On arrive directement sur le salon : une pièce mal isolée, basse de plafond (en frisette, le plafond ! ) à l'éclairage minimal (2 petites fenêtres). Pas de poutres en vue. Un foyer de cheminée est présent, mais pas exploitable. C'est la pièce qui subira les transformations les plus importantes.
Là, tout doit sauter. Une cloison inutile coupe la lumière qui pourrait être apportée par le velux déjà installé, y a des portes en trop et un petit couloir derrière le rideau. On appelle ça la zone de distribution. A mon humble avis, c'est nul.

La chambre en "L" est grande. Le vélux ne sert qu'à éclairer le lit. Myope comme une taupe, je ne pourrai même pas en profiter pour regarder les étoiles.




Quasiment rien à modifier dans cette pièce (je parle ici des murs, du sol et du plafond), si ce n'est le grand évier à déposer et les carreaux de la crédence à virer. Au programme, il y aura tout de même une pose de cuisine intégrée.


La salle de bains...


D'aucuns m'ont dit qu'avec ce carrelage, ils ne voyaient pas le souci.
Comme quoi.
Etape 2 : le récit des travaux...
Le mystère était entier concernant l'état des poutres. Sous le plafond en frisettes, elles étaient coffrées dans du plâtre... Petit moment d'angoisse (pourquoi on a coffré mes poutres, hein ?). Stess inutile, c'est (c'était ?) l'usage courant qui permet de mieux les protéger dans la durée. Effectivement, sous le coffrage, on est tombés sur des poutres en excellent état.
Pendant qu'on y était, on a aussi éliminé la cheminée inutilisable (son conduit avait été depuis longtemps condamné).

De l'autre côté de cette pièce principale, on a cassé une bonne partie des cloisons afin de plus profiter de la lumière apportée par le vélux.

Heureusement que le BA 13 existe.
C'est au moment où un voisin venu se plaindre du bruit lâche comme un cri du coeur : "mais vous refaites tout!" que l'on réalise que, peut-être, on vient de démonter l'appart entier :-)

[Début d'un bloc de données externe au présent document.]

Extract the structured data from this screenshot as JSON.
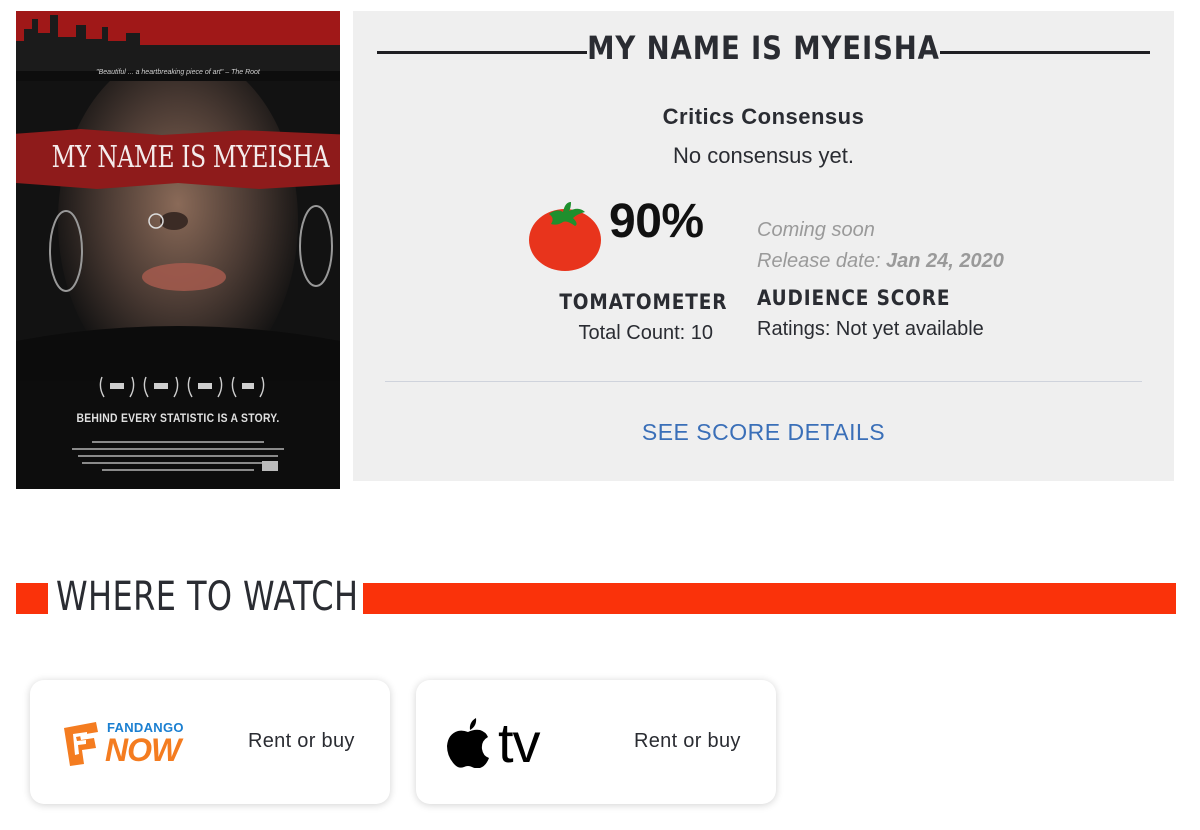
{
  "poster": {
    "tagline": "\"Beautiful ... a heartbreaking piece of art\" – The Root",
    "title": "MY NAME IS MYEISHA",
    "strapline": "BEHIND EVERY STATISTIC IS A STORY."
  },
  "score_panel": {
    "movie_title": "MY NAME IS MYEISHA",
    "consensus_heading": "Critics Consensus",
    "consensus_text": "No consensus yet.",
    "tomatometer": {
      "score": "90%",
      "label": "TOMATOMETER",
      "total_count": "Total Count: 10",
      "icon": "fresh-tomato-icon"
    },
    "audience": {
      "status": "Coming soon",
      "release_label": "Release date:",
      "release_value": "Jan 24, 2020",
      "label": "AUDIENCE SCORE",
      "ratings": "Ratings: Not yet available"
    },
    "details_link": "SEE SCORE DETAILS"
  },
  "where_to_watch": {
    "heading": "WHERE TO WATCH",
    "providers": [
      {
        "brand_top": "FANDANGO",
        "brand_bottom": "NOW",
        "logo": "fandango-now-logo",
        "action": "Rent or buy"
      },
      {
        "brand": "tv",
        "logo": "apple-tv-logo",
        "action": "Rent or buy"
      }
    ]
  },
  "colors": {
    "accent_red": "#fa320a",
    "link_blue": "#3a6fb8",
    "panel_bg": "#efefef",
    "tomato_red": "#e8341c",
    "fandango_orange": "#f47c20",
    "fandango_blue": "#1a7fd1"
  }
}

Uniquement une poutre à décoffrer dans la chambre, et bien sûr les murs à détapisser, mais rien de bien important.

Dans la cuisine, j'avais entrepris de décarreler moi-même la crédence... nouveau moment de solitude quand on se retrouve avec un morceau de placo dans les mains (c'était marquè derrière, je l'avais complètement arraché), dévouvrant un mur fait d'amalgames de terre et cailloux. "Comme ça, j'aurais acheté un mur en terre dans un grenier..."
.
Pendant les travaux, la majorité de mes plantes avait été placée, assez à l'étroit, dans la salle de bains. Bien marrant, leur déménagement, quand les bananiers rebondissent dans la remorque à travers la ville, alors qu'ils ont jusqu'à là uniquement connu la vie paisible de plantes d'appartement.



3 commentaires:
Alors je parie que tu as tout pété et quand il a fallu refaire, euh, lá, je sais plus, c'était où ca? et ca ca va où? Heeeeelp!
Tes bananiers, c'est un peu comme toi. maintenant, tu rebondis à travers la ville alors que tu n'avais connu jusque là qu'une vie tranquille de plante d'appartement.
Le petit prince n'est pas trés loin!
Tu m'attaques quand tu me catégorises à "vivre tranquille comme les plantes d'appartement". C'est drôle, j'me considérais plus comme la fille de l'air, jamais chez elle.